Nicola Perrin, who leads the Wellcome Trust's Understanding Patient Data initiative, discusses work underway to improve understanding about how and why patient information is used.
This presentation was recorded at our Digital Health and Care Congress 2017 on 11 July 2017.
As all of you in this room know, there are huge benefits of using data responsibly to improve health and care. You’ve heard about the importance of joining up records from GPs, hospitals, care homes to provide much safer and more effective care. But there’s also a huge number of other uses from understanding more about disease, improving diagnosis through to monitoring patient safety. Why are we seeing all the bad news when there is so much patient benefit as well?

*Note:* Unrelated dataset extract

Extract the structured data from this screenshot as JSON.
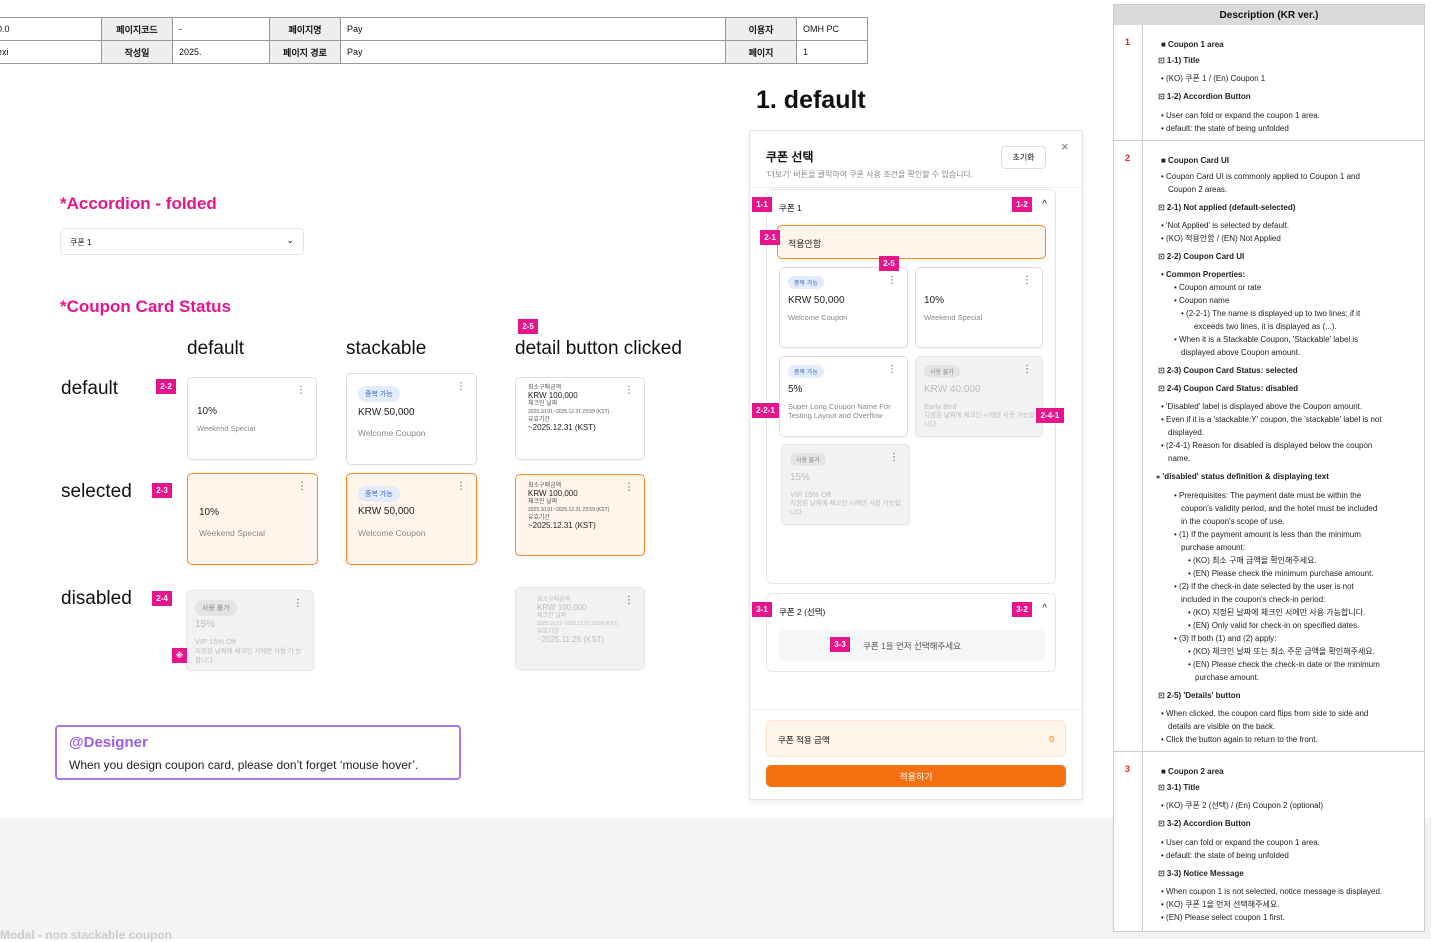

And I think it’s partly because of the lack of awareness about how the NHS uses data at the moment and yet in general, the more information people have, the more comfortable they are with data being used for wider purposes within the NHS.
But there’s a slight caveat, if you give just a small amount of information, you actually raise concerns. These are issues that people haven’t thought about at all and suddenly they have a lot of questions, they have a lot of concerns and it’s only when you can give enough information that people feel reassured that this is actually an important thing and it’s really necessary for the NHS to function efficiently.
I would argue care dot data got us right up to that peak of concern and kind of left people hanging there, and that’s certainly why understanding patient data has been set up. We’re a new initiative to support better conversations about how health information is used. We want to provide objective evidence to help the public, the patients, healthcare professionals understand how and why data is used, what’s allowed, what’s not allowed and how personal data is safeguarded.
It’s really important to everyone that there’s a public benefit and that’s why it’s so important to talk about the why and the purposes of using data.
Can I be identified? This is one of the first things that people ask. People traditionally think either end of the spectrum; data is either fully identifiable or it’s anonymous and you wouldn’t be able to identify somebody. What we want to help people understand is that there’s a grey area in the middle where it’s still information about an individual but it’s been de-identified. The identifiers have been removed. By thinking of it as a spectrum, with a photo of somebody as an identifiable person, a blurred photo of somebody for de-personalised information and then a group silhouette photo, a silhouette picture where it really is clear that you couldn’t identify somebody, it really helps people get this concept.
And people really go the concept that you’ve blurred the photo but if you had enough time and resource and motivation you could in theory get back to the identifiable data, particularly if you have other information or existing sources of data that provides a bit more information so you can piece together the information and help unblur it, as it were.
The other thing that people always want to know is, will companies have access to data? And there’s almost a knee jerk reaction that commercial access is bad and we wanted to unpack in a bit more detail whether or not it really was so black and white or whether or not there was nuance in the middle of this as well.
There was a large survey of over 2000 people, which found that actually more people supported than opposed commercial access and that figure went up if there was no other way of conducting the research, if the commercial option was the only one otherwise the research wouldn’t happen, then 61% of people were supportive. But really importantly, there is a significant minority of people 17% that didn’t want commercial access under any circumstances, which is why an opt out approach really seems to be the most appropriate.
But this was a high level survey. We also did a number of focus groups to really sort of unpack some of these issues in a bit more detail using a number of case studies, and what we found was that the purpose was really the most important thing. People had four key tests, they wanted to know why the data was being used; who was using it; what kind of data; and how it was used. But really, the first and most important was that why. If there was a public benefit, then they were much more comfortable with the data being used.
And if there was mix of public and private benefit, then it was a bit more acceptable. They would have a conversation about the who and why and how. Solely private benefit, people were very uncomfortable with and I think that explains why insurance companies accessing data raises so many concerns, but I think we need to get much better about talking about all the different uses.
Software providers just for GPs to use electronic health records, they have a lot of control of data and they’re using.
Analytic services again, working for the NHS, but it’s still a commercial access to data, and it’s important that this is commercial access rather than necessarily commercialisation. So they’re not necessarily making a profit from the data.
But pharmacies, private health providers, there’s a lot of different companies out there using data and we need to be much better at talking honestly and openly about those. We want everyone to be able to talk about why it’s important to use data, that data has to be kept safe, that there must be transparency and we all need to get much better at helping people find out how patient data is used and why.